Blue and White does not support a return to pre-1967 lines. Its platform explicitly says “the Jordan Valley will be the eastern security border of Israel” and “a united Jerusalem will be the eternal capital of Israel.” It calls for “a process of separation from the Palestinians,” without mentioning a state. So it seems unlikely that it will meet the Joint List’s standards.
And Blue and White probably doesn’t really want the Joint List in its camp, either. For all the Joint List’s talk about fighting racism, its MKs do not support a Jewish state in the way that the vast majority of Israeli Jews and their representatives in the Knesset understand that idea. Joint List lawmakers past and present have paid tribute to terrorists who attacked Israelis, in speeches and in visits to prisons and graves. They’ve called IDF responses to attacks from Palestinians illegitimate.
“If he was in the government and it wanted to attack Gaza, he would vote against it,” an Israeli Arab said in a Channel 13 report Wednesday night.
“I wouldn’t be in a government that attacks Gaza,” Odeh responded.
If anything, Blue and White’s leaders have called for a more robust response to rocket attacks from Gaza than what we’ve seen in recent years.
So, while the Joint List has more seats in this Knesset than the last, and Odeh could potentially be Gantz’s kingmaker, they’re unlikely to have any governmental power.
If the option of a unity government comes to fruition, then Odeh could be the first-ever Arab opposition leader in Israel.
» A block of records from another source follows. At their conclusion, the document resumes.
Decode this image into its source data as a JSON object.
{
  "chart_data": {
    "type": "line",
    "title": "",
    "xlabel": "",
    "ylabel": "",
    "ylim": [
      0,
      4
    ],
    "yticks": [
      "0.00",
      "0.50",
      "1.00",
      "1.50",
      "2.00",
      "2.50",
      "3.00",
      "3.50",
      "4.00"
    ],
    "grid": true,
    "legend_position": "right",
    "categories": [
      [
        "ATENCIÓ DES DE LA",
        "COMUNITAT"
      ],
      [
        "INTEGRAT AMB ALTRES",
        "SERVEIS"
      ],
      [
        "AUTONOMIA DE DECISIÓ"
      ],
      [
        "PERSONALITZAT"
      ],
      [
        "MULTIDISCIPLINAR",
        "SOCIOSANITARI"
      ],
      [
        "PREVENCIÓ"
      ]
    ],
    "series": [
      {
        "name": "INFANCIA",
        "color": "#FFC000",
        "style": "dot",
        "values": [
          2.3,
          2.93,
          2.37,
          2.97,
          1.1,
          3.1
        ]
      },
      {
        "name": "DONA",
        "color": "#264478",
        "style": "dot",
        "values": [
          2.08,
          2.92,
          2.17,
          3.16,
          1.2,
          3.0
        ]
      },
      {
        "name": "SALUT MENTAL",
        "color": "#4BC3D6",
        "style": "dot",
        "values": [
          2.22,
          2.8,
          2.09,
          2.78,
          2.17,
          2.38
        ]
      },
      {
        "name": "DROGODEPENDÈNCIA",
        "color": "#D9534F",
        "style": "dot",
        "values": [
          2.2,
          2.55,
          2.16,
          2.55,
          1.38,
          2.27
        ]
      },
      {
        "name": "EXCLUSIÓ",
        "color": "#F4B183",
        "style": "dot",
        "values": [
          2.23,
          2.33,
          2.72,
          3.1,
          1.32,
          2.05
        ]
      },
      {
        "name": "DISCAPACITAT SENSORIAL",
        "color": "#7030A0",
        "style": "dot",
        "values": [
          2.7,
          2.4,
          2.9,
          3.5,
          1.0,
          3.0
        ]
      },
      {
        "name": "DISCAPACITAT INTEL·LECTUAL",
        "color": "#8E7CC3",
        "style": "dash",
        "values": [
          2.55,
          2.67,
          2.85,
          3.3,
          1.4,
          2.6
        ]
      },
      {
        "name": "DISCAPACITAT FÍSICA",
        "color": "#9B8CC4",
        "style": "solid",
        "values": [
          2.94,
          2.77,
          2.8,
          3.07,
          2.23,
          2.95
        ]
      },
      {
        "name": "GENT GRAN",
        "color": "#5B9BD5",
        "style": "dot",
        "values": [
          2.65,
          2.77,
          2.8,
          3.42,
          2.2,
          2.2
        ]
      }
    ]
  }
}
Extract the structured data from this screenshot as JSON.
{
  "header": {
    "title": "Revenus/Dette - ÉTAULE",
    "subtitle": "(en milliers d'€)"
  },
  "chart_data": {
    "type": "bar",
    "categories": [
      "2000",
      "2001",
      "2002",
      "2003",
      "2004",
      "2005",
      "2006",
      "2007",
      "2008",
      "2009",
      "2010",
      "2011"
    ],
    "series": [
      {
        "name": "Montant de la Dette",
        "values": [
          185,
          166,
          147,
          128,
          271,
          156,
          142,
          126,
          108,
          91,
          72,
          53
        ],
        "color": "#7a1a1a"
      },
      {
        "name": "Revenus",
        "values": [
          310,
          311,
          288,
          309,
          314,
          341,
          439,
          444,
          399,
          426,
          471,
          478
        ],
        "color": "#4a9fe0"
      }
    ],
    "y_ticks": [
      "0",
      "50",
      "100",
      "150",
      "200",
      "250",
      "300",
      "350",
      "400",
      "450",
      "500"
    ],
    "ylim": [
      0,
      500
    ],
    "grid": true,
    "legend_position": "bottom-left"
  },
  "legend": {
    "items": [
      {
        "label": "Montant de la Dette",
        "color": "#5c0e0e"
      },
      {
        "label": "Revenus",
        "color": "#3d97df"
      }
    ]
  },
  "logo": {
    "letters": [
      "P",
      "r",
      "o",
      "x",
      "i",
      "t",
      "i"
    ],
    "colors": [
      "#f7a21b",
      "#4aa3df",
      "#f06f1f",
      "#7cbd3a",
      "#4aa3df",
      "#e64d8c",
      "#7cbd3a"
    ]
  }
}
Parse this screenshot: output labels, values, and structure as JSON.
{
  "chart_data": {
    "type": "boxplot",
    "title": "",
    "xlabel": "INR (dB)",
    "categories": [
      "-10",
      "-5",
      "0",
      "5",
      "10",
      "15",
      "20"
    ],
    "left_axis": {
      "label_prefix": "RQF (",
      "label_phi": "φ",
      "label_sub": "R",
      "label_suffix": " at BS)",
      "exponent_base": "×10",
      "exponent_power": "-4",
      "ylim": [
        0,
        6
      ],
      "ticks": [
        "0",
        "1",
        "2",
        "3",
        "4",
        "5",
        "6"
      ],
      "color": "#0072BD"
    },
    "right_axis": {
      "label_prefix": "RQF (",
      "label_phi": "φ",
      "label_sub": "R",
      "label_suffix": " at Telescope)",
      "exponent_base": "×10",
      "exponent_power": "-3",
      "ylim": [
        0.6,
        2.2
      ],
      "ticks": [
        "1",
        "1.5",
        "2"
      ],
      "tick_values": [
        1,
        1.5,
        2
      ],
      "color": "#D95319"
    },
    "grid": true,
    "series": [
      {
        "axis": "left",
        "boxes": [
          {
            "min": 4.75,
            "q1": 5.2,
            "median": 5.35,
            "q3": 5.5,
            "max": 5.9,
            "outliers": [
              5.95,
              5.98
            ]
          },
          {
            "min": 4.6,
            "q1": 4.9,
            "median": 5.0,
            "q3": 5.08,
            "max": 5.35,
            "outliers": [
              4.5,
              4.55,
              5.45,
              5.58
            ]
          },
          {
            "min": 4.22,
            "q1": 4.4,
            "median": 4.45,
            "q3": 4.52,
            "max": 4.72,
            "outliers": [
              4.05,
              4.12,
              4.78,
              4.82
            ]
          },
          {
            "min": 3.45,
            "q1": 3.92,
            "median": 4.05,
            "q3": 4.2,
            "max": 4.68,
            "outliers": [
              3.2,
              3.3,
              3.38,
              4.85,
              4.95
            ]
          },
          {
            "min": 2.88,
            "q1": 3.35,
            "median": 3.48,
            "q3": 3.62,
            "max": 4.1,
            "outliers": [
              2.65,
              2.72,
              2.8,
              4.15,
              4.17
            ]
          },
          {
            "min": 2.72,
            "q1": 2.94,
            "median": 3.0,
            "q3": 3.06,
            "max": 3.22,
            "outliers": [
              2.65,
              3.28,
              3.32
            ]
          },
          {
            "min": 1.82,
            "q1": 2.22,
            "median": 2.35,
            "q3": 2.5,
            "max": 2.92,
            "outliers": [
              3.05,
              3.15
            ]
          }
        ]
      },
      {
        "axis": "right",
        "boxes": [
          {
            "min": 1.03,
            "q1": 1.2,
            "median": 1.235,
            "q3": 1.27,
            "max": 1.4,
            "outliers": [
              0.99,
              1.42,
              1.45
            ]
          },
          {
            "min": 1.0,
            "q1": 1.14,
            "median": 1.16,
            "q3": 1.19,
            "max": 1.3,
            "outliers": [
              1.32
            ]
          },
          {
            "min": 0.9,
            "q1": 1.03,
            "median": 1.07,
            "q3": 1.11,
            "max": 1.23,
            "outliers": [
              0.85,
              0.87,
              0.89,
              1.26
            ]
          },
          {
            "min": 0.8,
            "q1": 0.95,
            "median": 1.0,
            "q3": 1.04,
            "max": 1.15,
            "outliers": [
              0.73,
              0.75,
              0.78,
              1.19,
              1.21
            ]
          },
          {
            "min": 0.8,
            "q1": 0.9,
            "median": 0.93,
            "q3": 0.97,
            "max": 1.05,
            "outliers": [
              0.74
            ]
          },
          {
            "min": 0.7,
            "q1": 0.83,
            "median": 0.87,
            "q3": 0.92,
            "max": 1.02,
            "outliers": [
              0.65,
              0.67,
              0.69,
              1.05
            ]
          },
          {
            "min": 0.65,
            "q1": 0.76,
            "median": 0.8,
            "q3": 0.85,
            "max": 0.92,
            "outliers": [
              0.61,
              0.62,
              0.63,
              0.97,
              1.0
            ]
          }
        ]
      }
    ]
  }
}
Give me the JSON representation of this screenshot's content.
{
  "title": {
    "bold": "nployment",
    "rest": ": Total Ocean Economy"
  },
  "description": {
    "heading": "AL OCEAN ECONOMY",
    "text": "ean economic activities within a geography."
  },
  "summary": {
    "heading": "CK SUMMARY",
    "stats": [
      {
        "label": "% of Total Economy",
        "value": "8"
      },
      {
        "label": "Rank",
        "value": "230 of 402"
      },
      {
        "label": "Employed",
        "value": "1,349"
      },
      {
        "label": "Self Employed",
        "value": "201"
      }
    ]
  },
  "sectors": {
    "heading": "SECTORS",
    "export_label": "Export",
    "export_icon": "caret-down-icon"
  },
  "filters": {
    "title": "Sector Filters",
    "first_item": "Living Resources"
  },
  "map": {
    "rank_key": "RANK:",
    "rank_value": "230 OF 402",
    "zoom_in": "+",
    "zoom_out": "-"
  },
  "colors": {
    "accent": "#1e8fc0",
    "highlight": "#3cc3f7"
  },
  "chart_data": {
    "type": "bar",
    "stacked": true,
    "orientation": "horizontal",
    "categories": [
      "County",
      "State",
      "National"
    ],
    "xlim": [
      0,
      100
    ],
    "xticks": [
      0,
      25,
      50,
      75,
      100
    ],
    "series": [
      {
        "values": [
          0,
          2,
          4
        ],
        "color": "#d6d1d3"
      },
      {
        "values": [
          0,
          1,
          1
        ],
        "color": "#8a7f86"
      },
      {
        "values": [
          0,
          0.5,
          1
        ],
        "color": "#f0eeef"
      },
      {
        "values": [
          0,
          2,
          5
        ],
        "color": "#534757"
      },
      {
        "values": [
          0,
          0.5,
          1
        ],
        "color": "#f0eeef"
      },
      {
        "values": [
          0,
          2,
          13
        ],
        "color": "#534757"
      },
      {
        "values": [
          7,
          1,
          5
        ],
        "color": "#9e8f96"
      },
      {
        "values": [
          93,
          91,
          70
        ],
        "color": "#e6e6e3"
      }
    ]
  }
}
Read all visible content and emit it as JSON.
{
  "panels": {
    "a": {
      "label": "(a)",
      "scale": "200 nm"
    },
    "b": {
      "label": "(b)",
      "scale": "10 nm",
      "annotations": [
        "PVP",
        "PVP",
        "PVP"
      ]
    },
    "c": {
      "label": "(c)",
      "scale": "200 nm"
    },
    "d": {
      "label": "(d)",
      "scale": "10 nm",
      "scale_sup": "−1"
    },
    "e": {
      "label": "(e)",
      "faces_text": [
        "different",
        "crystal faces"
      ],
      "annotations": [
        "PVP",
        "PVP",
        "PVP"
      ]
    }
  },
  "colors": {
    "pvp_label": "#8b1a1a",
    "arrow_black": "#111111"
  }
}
This would entail speaking at official national events and after the prime minister addresses the Knesset, and it would mean Odeh would receive monthly national security briefings from the prime minister and his top aides.
“Opposition leader is an interesting job, and an unprecedented one for the Arab public” in Israel, Odeh said on Wednesday. “What is most important is that this is an important platform to meet with the prime minister and meet world leaders and tell them about the Nation-State Law. Finally, there will be an opposition.”
Regardless of what kind of job Odeh gets out of the situation, the Joint List is celebrating a victory because of the political stalemate the Knesset has reached. Its MKs say they are proud to be keeping Netanyahu from forming another homogeneously right-wing coalition, and possibly keeping him out of office.
“We, the Arab citizens, with our votes, prevented the formation of an extremist right-wing government led by Netanyahu,” Odeh said. “The big change in this election, the No. 1 thing, is voter turnout in the Arab public... Without it, Netanyahu would be prime minister.”
Speaking to reporters, Odeh addressed remarks to Netanyahu by calling him “father of Yair” in Arabic, referring to Netanyahu’s son who often writes controversial social media posts.
“Abu Yair,” Odeh said, “incitement has a price.”